I have all my rules, act like I know everything, pretend like I’m in control. But they know the truth. I’m broken and messed up.
And you know what? They don’t care.
They stick with me. They stick up for me. It’s because of me that they’re out here now, and because of me they didn’t leave days ago. Michael may have come to clear his father’s name, but he stayed because he’s still the same kid who got punched in the nose for me all those years ago. And Boyboy has always been my partner in crime. That’s why he came back here with me.
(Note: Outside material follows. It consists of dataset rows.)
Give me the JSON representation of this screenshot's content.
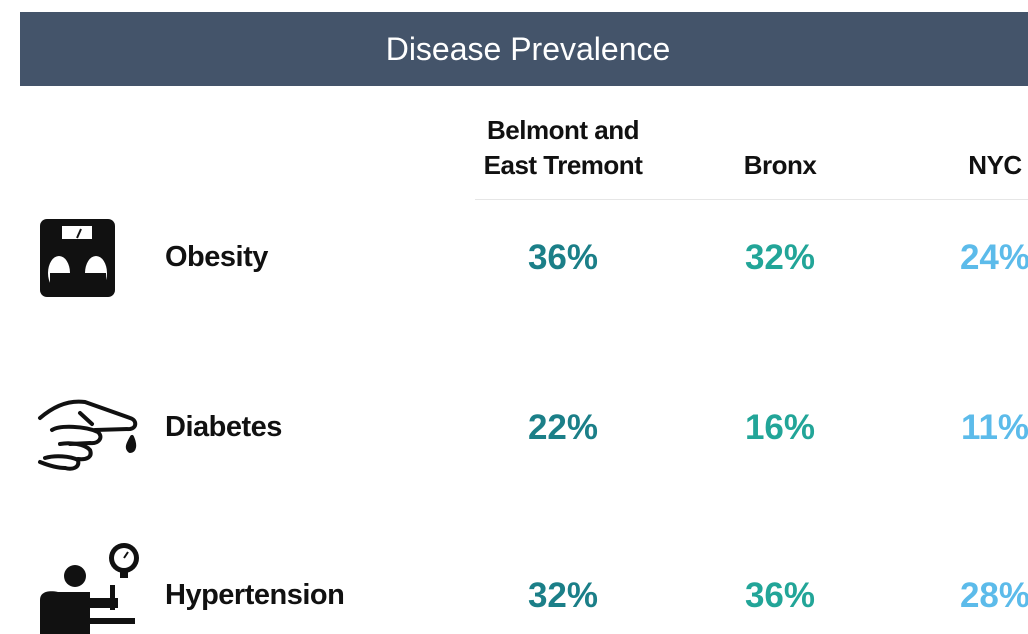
{
  "title": "Disease Prevalence",
  "table": {
    "columns": [
      "Belmont and East Tremont",
      "Bronx",
      "NYC"
    ],
    "rows": [
      {
        "label": "Obesity",
        "values": [
          "36%",
          "32%",
          "24%"
        ]
      },
      {
        "label": "Diabetes",
        "values": [
          "22%",
          "16%",
          "11%"
        ]
      },
      {
        "label": "Hypertension",
        "values": [
          "32%",
          "36%",
          "28%"
        ]
      }
    ]
  }
}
What I realize is not really a rule—it’s just true:
They exist to me.
And I exist to them.
THIRTY-EIGHT
You’re my friend,” I say softly.
Boyboy rolls his eyes, but the sag in his shoulders says he’s relieved. “Yes, Tina.”
“You love me.”
“Now, don’t get carried away.”
“You’re going to help me. That’s what you’re telling me. We have to rescue Michael. Together. We can figure this out.”
“There’s my Tiny Girl.”
I wipe my face on my arm and try to hold on tight to what I’m feeling. “Where are they keeping him?”
Boyboy nods at a tent on the other side of the camp. “I saw them take him in there.”
A couple of militia guys sit out front, keeping watch. Unfortunately for us, they don’t look nearly as drunk as the others.